Here’s an example showing multiple log statements for a single request, all sharing the same trace ID:

{
  "message": "Start processing request",
  "request_method": "PUT",
  "request_path": "/MAAS/a/v3/users/8",
  "request_remote_ip": "10.10.0.1",
  "useragent": "Mozilla/5.0 (X11; Linux x86_64) AppleWebKit/537.36",
  "trace_id": "cc6b8a1da517409c9cfc9871d6784f7b",
  "timestamp": "2025-11-26T21:02:55.704463Z",
  "level": "INFO"
}
{
  "message": "AUTHN_authentication_successful",
  "type": "security",
  "user_id": "maas",
  "role": "Admin",
  "trace_id": "cc6b8a1da517409c9cfc9871d6784f7b",
  "timestamp": "2025-11-26T21:02:55.709633Z",
  "level": "INFO"
}
{
  "message": "AUTHN_password_changed:testuser",
  "type": "security",
  "trace_id": "cc6b8a1da517409c9cfc9871d6784f7b",
  "timestamp": "2025-11-26T21:02:55.806602Z",
  "level": "INFO"
}
{
  "message": "End processing request",
  "status_code": 200,
  "elapsed_time_seconds": 0.105,
  "trace_id": "cc6b8a1da517409c9cfc9871d6784f7b",
  "timestamp": "2025-11-26T21:02:55.809642Z",
  "level": "INFO"
}

In this example, the trace ID cc6b8a1da517409c9cfc9871d6784f7b ties together:

  1. The initial request metadata

  2. Authentication success

  3. A password change operation

  4. The final response status

Filtering Logs by Trace ID

Using journalctl

To view all logs for a specific trace ID using journalctl:

journalctl -u snap.maas.pebble.service | grep "cc6b8a1da517409c9cfc9871d6784f7b"

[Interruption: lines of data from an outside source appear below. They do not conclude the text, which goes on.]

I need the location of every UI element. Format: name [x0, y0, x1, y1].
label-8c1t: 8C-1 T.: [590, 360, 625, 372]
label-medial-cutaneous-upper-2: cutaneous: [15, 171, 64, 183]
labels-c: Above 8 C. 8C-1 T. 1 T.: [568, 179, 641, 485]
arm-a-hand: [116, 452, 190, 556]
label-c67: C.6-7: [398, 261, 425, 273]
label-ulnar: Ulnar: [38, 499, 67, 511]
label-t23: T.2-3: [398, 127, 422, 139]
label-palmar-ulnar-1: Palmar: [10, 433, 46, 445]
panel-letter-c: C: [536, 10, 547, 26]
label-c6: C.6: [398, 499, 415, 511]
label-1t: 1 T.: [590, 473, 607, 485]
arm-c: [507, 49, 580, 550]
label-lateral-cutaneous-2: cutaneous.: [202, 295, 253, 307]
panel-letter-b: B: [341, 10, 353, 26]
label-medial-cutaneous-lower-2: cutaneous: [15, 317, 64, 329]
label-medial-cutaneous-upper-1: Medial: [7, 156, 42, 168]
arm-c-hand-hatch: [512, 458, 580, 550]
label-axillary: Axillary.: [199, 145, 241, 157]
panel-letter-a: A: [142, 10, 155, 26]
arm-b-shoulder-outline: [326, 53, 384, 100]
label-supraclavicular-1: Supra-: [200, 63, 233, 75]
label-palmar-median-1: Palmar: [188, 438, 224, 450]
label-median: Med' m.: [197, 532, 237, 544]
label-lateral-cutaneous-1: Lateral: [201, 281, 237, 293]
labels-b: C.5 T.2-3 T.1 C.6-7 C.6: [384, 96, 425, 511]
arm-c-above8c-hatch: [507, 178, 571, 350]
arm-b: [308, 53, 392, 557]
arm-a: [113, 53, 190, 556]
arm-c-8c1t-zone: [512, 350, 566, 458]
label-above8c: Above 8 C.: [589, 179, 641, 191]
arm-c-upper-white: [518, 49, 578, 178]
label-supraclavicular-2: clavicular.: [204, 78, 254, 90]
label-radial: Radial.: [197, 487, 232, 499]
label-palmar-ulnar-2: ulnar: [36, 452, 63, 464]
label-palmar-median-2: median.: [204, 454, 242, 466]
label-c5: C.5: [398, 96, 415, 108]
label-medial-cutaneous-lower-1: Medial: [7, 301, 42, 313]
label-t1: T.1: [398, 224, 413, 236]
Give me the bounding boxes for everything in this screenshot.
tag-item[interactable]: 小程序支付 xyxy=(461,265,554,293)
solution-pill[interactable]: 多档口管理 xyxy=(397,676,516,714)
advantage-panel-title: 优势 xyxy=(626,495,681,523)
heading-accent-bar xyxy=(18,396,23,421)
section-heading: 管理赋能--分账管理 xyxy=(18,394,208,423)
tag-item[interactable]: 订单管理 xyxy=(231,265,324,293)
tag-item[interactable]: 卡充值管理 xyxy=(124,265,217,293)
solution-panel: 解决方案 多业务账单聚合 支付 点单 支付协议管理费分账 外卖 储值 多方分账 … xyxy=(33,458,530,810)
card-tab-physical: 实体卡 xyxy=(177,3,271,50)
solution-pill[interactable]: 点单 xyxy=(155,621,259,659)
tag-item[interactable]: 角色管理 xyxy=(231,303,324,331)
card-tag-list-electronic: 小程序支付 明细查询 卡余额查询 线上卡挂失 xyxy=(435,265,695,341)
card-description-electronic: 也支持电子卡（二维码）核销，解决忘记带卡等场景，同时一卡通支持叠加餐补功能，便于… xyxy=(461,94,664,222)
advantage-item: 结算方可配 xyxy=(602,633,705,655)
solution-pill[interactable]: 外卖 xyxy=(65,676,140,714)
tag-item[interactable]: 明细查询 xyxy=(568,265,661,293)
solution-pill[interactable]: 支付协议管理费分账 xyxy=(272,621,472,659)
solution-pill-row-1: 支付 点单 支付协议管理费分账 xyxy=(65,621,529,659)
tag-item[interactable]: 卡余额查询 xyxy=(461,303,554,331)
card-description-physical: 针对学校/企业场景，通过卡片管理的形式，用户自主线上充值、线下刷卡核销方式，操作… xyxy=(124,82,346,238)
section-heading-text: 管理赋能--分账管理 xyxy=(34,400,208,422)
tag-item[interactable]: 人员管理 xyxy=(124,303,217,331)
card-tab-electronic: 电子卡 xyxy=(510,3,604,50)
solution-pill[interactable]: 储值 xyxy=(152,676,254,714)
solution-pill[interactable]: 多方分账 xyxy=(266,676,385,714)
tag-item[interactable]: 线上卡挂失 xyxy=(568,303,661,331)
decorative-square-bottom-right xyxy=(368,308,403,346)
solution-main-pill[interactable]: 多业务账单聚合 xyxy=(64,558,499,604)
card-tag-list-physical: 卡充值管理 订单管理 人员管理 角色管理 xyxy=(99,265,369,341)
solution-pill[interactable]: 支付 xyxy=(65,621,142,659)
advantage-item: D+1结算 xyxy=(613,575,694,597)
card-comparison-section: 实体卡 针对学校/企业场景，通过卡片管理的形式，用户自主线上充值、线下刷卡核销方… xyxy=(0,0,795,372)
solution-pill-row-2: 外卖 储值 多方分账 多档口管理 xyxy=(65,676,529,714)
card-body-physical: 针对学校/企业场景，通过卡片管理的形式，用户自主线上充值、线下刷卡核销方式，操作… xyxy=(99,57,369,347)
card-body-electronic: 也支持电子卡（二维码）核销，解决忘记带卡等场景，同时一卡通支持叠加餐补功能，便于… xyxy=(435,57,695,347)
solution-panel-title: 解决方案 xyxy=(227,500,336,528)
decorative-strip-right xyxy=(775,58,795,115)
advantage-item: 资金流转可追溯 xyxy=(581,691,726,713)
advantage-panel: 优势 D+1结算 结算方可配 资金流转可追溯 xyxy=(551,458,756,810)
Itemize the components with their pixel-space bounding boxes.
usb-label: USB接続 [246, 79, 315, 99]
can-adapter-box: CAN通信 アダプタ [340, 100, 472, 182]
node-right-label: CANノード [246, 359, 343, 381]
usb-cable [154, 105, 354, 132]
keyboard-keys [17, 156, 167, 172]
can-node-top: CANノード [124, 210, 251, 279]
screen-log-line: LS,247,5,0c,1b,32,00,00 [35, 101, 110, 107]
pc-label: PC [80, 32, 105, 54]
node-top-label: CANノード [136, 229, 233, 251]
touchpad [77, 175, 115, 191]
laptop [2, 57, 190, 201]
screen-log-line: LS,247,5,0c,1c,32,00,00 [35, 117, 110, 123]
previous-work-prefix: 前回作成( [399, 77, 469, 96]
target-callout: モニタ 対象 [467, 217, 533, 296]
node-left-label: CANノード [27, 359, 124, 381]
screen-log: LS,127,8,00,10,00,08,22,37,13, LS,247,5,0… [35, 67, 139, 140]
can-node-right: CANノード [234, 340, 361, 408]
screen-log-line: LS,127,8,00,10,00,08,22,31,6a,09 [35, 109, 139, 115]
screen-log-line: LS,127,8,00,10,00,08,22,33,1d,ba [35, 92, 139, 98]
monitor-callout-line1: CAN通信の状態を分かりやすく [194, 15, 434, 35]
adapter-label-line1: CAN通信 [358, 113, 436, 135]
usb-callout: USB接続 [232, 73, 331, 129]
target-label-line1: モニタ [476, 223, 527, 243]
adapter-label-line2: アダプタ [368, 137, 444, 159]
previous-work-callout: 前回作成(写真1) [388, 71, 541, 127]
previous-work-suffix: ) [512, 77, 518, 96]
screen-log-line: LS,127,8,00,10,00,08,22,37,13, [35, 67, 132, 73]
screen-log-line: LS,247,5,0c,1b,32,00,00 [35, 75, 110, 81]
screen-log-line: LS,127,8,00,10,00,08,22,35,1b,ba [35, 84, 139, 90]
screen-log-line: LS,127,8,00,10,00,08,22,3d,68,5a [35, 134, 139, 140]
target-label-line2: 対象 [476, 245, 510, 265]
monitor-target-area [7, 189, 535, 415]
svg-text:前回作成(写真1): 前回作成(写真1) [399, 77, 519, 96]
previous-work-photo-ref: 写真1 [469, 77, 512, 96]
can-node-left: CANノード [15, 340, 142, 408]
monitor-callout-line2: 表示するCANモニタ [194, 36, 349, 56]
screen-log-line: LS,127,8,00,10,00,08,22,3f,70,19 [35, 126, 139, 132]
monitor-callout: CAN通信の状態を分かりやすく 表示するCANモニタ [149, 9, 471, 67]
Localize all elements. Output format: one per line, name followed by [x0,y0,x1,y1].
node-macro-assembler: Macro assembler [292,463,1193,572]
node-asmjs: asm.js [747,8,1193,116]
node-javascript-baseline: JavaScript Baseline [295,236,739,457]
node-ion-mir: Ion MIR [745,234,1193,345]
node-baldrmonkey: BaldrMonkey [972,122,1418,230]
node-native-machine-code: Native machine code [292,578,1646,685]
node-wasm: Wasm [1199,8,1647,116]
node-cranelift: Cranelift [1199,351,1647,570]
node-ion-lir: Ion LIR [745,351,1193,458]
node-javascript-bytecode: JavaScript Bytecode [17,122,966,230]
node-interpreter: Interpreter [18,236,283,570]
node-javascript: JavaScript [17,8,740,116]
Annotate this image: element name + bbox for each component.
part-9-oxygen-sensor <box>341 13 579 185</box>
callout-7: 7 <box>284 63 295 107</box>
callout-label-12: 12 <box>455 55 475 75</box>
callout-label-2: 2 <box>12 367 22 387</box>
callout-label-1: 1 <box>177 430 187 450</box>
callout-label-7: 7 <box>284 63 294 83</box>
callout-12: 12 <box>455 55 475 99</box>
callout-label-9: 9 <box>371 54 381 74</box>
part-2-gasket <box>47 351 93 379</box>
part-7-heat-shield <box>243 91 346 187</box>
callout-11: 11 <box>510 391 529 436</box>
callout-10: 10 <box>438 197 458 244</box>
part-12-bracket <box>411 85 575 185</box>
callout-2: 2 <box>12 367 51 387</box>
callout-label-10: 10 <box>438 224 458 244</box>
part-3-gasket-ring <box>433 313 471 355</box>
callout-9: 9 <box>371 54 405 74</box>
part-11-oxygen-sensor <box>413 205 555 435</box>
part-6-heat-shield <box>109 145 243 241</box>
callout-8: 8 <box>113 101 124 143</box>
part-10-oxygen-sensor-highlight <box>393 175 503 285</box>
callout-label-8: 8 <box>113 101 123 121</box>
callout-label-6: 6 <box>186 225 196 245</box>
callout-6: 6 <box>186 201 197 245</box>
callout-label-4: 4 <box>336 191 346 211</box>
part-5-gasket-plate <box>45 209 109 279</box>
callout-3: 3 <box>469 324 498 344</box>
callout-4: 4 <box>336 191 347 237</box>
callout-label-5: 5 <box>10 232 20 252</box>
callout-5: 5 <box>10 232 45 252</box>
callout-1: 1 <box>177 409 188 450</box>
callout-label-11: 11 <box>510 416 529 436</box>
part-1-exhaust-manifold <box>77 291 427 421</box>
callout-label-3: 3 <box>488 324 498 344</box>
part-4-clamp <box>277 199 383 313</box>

Using jq for JSON Processing

For more sophisticated filtering and formatting of JSON logs:

journalctl -u snap.maas.pebble.service -o json | \
  jq 'select(.MESSAGE | fromjson | .trace_id == "cc6b8a1da517409c9cfc9871d6784f7b") | .MESSAGE | fromjson'

This command:

  1. Outputs journalctl logs in JSON format

  2. Filters for messages with the specified trace ID

  3. Extracts and formats the structured log messages

Use Cases

Debugging Failed Requests

When a user reports an error, they can provide the trace ID from the response headers. Operators can then use this trace ID to find all related log entries and diagnose the issue.

Performance Analysis

By filtering logs by trace ID, you can measure the time spent in each component of the system for a particular request, helping identify performance bottlenecks.

Distributed Tracing

When MAAS interacts with external services, the trace ID can be forwarded to those services, enabling end-to-end distributed tracing across multiple systems.

Audit Trails

For security and compliance purposes, trace IDs make it possible to reconstruct the complete sequence of operations for any given request.